Recently, several babies have been born (including our third grandchild J), people celebrated their 40th, 50th, or 60th birthday or someone bought a new car or tractor. All of which are reasons for a party in our village!
The people here like to come together to drink and eat and especially chatter and gossip. They use every reason to do this. The funniest thing for me was that they get together whenever someone buys a new car, motorbike, tractor or quad (just not for a bicycle). This new mode of transport must be “initiated” and people have a toast to many safe kilometers driven. Everyone in the village receives a call that they have to come to the house of the new owner in question at 6 or 7 o’clock that evening. Then you already know enough….. they have bought something new again ;). As I wrote in a previous blog, get-togethers are held outside on the driveway, or in cold weather, in the garage. There is plenty of alcohol (Cviček and beer) and plates with sandwiches, biscuits, or other goodies. Such a meeting usually only lasts for an hour or two.
When a child is born, a party is held that same evening at the new daddy’s home. We will all receive a text message saying that the baby has been born and that we should come over to toast on him or her. Mother and child are still in the hospital at that time because babies are always born in the hospital and stay there with their mother for at least 2-3 days before they can go home. The grandmother and some neighbors take care of all the snacks. The strange thing is that no gifts are brought along. Some go on a maternity visit later and then bring a gift.
A party that is tackled a lot bigger is the »round« birthday, so 30, 40, 50 …. etc. »Regular« birthdays are only celebrated on a small scale with a few loved ones, but once you reach a round birthday, that is reason for a big party with the whole village and all other friends and family. Sometimes we are 130 people or so.
When it is someone’s birthday in winter, the party is often postponed until the weather is warmer. Of course, again, because the parties take place outside. Several people in the village have a so-called »fire brigade set«, a long narrow wooden table with 2 benches that you can fold. In the Netherlands it is called a »beer table« I believe. These are placed outside in the driveway, in the garage, or sometimes just in the middle of the village on the street.

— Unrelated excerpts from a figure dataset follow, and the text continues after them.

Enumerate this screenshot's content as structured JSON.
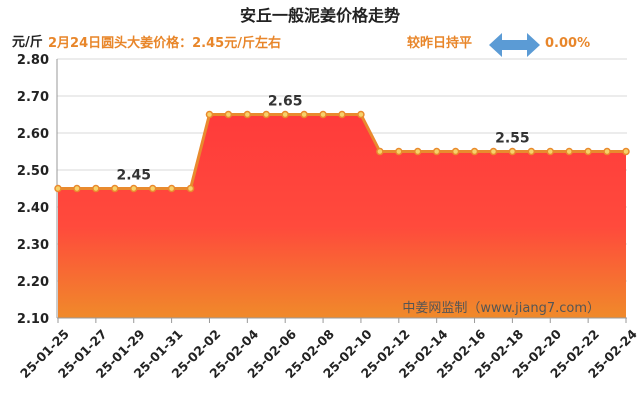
{
  "header": {
    "title": "安丘一般泥姜价格走势",
    "price_note": "2月24日圆头大姜价格：2.45元/斤左右",
    "compare_label": "较昨日持平",
    "change_value": "0.00%",
    "watermark": "中姜网监制（www.jiang7.com）",
    "icon": "double-arrow-icon"
  },
  "colors": {
    "title": "#222222",
    "accent": "#e8862a",
    "arrow": "#5b9bd5",
    "line": "#e98a2e",
    "point_fill": "#f7d26a",
    "area_top": "#ff3b3b",
    "area_bottom": "#f08a2a"
  },
  "chart_data": {
    "type": "area",
    "ylabel": "元/斤",
    "xlabel": "",
    "ylim": [
      2.1,
      2.8
    ],
    "yticks": [
      2.1,
      2.2,
      2.3,
      2.4,
      2.5,
      2.6,
      2.7,
      2.8
    ],
    "ytick_labels": [
      "2.10",
      "2.20",
      "2.30",
      "2.40",
      "2.50",
      "2.60",
      "2.70",
      "2.80"
    ],
    "x": [
      "25-01-25",
      "25-01-26",
      "25-01-27",
      "25-01-28",
      "25-01-29",
      "25-01-30",
      "25-01-31",
      "25-02-01",
      "25-02-02",
      "25-02-03",
      "25-02-04",
      "25-02-05",
      "25-02-06",
      "25-02-07",
      "25-02-08",
      "25-02-09",
      "25-02-10",
      "25-02-11",
      "25-02-12",
      "25-02-13",
      "25-02-14",
      "25-02-15",
      "25-02-16",
      "25-02-17",
      "25-02-18",
      "25-02-19",
      "25-02-20",
      "25-02-21",
      "25-02-22",
      "25-02-23",
      "25-02-24"
    ],
    "xtick_labels": [
      "25-01-25",
      "25-01-27",
      "25-01-29",
      "25-01-31",
      "25-02-02",
      "25-02-04",
      "25-02-06",
      "25-02-08",
      "25-02-10",
      "25-02-12",
      "25-02-14",
      "25-02-16",
      "25-02-18",
      "25-02-20",
      "25-02-22",
      "25-02-24"
    ],
    "series": [
      {
        "values": [
          2.45,
          2.45,
          2.45,
          2.45,
          2.45,
          2.45,
          2.45,
          2.45,
          2.65,
          2.65,
          2.65,
          2.65,
          2.65,
          2.65,
          2.65,
          2.65,
          2.65,
          2.55,
          2.55,
          2.55,
          2.55,
          2.55,
          2.55,
          2.55,
          2.55,
          2.55,
          2.55,
          2.55,
          2.55,
          2.55,
          2.55
        ]
      }
    ],
    "data_labels": [
      {
        "x": "25-01-29",
        "text": "2.45"
      },
      {
        "x": "25-02-06",
        "text": "2.65"
      },
      {
        "x": "25-02-18",
        "text": "2.55"
      }
    ],
    "grid": true
  }
}
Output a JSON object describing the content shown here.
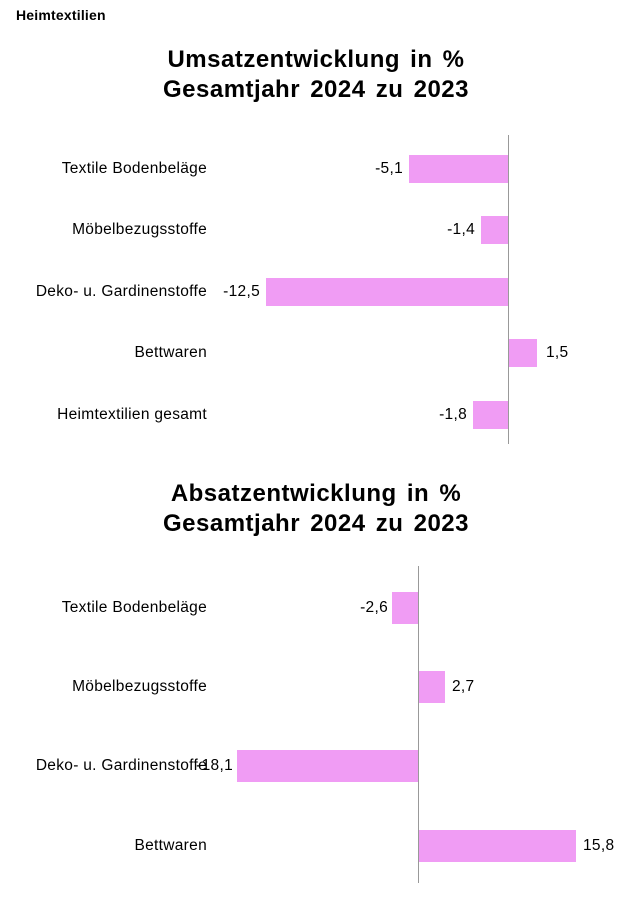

Incidentally, money is collected for these parties and offered as a gift to the birthday boy or girl. Meat is always served from the BBQ. Naturally, they serve čevapčiči, deliciously seasoned minced meat sausages, but also other meat. Salads are made from tomatoes, onions, and paprika and often pieces of potato are fried. In addition, all kinds of tasty pieces of cake that the women make themselves.
Music is played and in between, there is also live music, usually in the form of one or more accordionists. The accordion is indispensable here and always so-called »Oberkrainer« music is played, so polkas J. The day before the actual birthday there is already a small party because a maypole is set up by the villagers. This is a tradition here, but more about that in a next blog.
Normally, the time of the »fire brigade parties« would have started in June, but due to Corona they will not take place this year. “Fire brigade parties” are, as the name implies, village parties that the voluntary fire brigade of that village organizes annually to raise funds. As said, those parties start in June and every weekend there is a party in a different village. Everywhere in the region, homemade signs are hung with the date of the party and the name of the band performing. After all, an »ensemble« is always hired to perform and there is plenty of dancing as well.
There are also several things to eat that are baked on BBQ’s on-site. Logically, this has to be paid for. All members of the voluntary fire brigade, their family and friends, help with the organization, baking, and serving. By selling food and drinks, the corps earn money for the purchase of, for example, new equipment. In the weeks before the party, they also visit all kinds of companies and shops to request sponsor items. These items can be everything from a towel or t-shirt with a company logo, to a pack of toilet paper or a tool of some sort. All the collected items are provided with a number. Then »lottery tickets« are made with those numbers and the tickets are sold to the visitors of the party for € 2.50 per ticket. The person then takes his number to the place where all the items are stored and receives his or her »price« there. Of course, there is always a »grand prize« that is worth several hundred euros so the tickets sell like crazy. You see people walking up and down with an umbrella, a spare tire for their wheelbarrow or a receipt for a free haircut at a hairdresser nearby. These evenings are always very nice and in some villages, there is also a fireworks show around midnight. Hopefully, we can visit a few again next year J.